Fishnets, Stocks, and Time: A Bayesian Perspective on Modeling and Sampling Issues That Arise When Evaluating Sockeye Salmon Migration Patterns
Carolyn Huston, Steven Thompson, Carl Schwarz
Statistics and Actuarial Science, Simon Fraser University, Burnaby, BC, Canada

Sockeye salmon are a socially and economically important keystone species on the Pacific west coast. Understanding the migration patterns of spawning salmon is critical to maintaining a healthy commercial fishery. Representing a complex ecological system, the data collected on salmon migration has an abundance of characteristics that are difficult to address using standard statistical models. Data collection is also constrained due to limited time, financing, and the presence of competing social interests.

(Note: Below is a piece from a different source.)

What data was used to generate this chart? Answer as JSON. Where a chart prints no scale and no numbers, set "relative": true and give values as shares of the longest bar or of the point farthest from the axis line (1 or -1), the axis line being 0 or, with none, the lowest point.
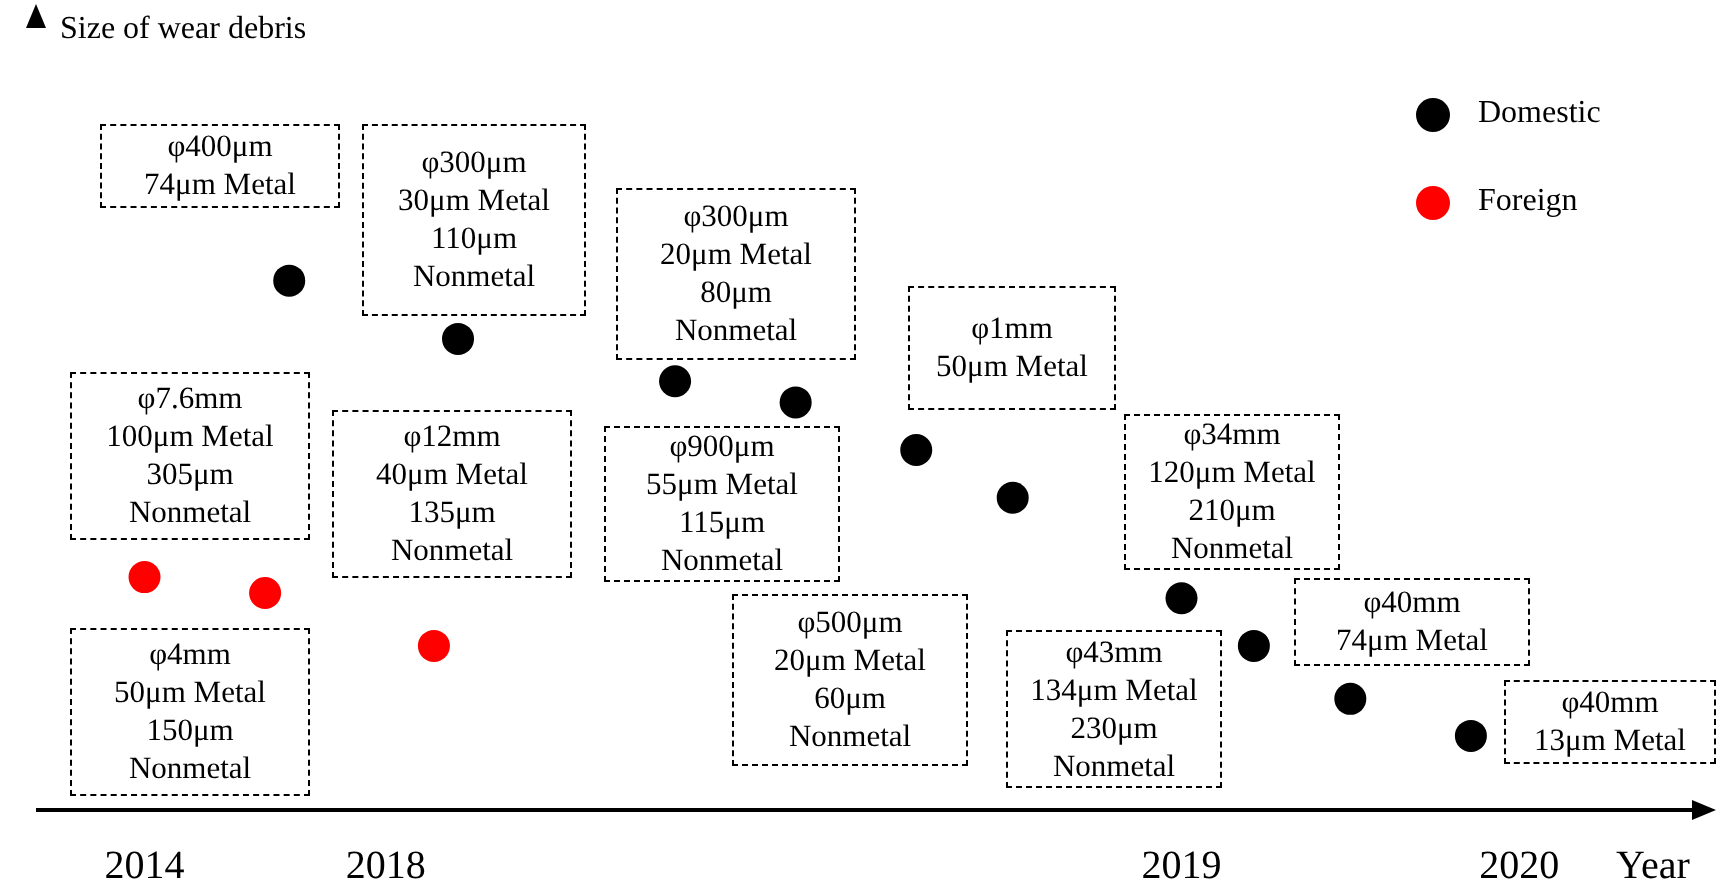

Our research journey begins with a discussion of our development of a multivariate conditional autoregressive model to address data challenges. These challenges inlcude sparse observations in data subgroups, restrictive sample sizes at various time points, and time points where sampling is missed altogether. Subsequently, we propose sampling methods that are complementary to our Bayesian estimation while still sensitive to the economic and social constraints that influence organizations responsible for data collection such as the Pacific Salmon Commission.

Keywords: Bayesian; Multivariate Conditional Autoregressive; Sampling

Biography: Carolyn Huston has a BSc. in biology with a minor in philosopy from the University of Alberta. Subsequently she completed a MSc. in biostatistics at the same institution. Currently she is completing a PhD. in statistics at Simon Fraser University.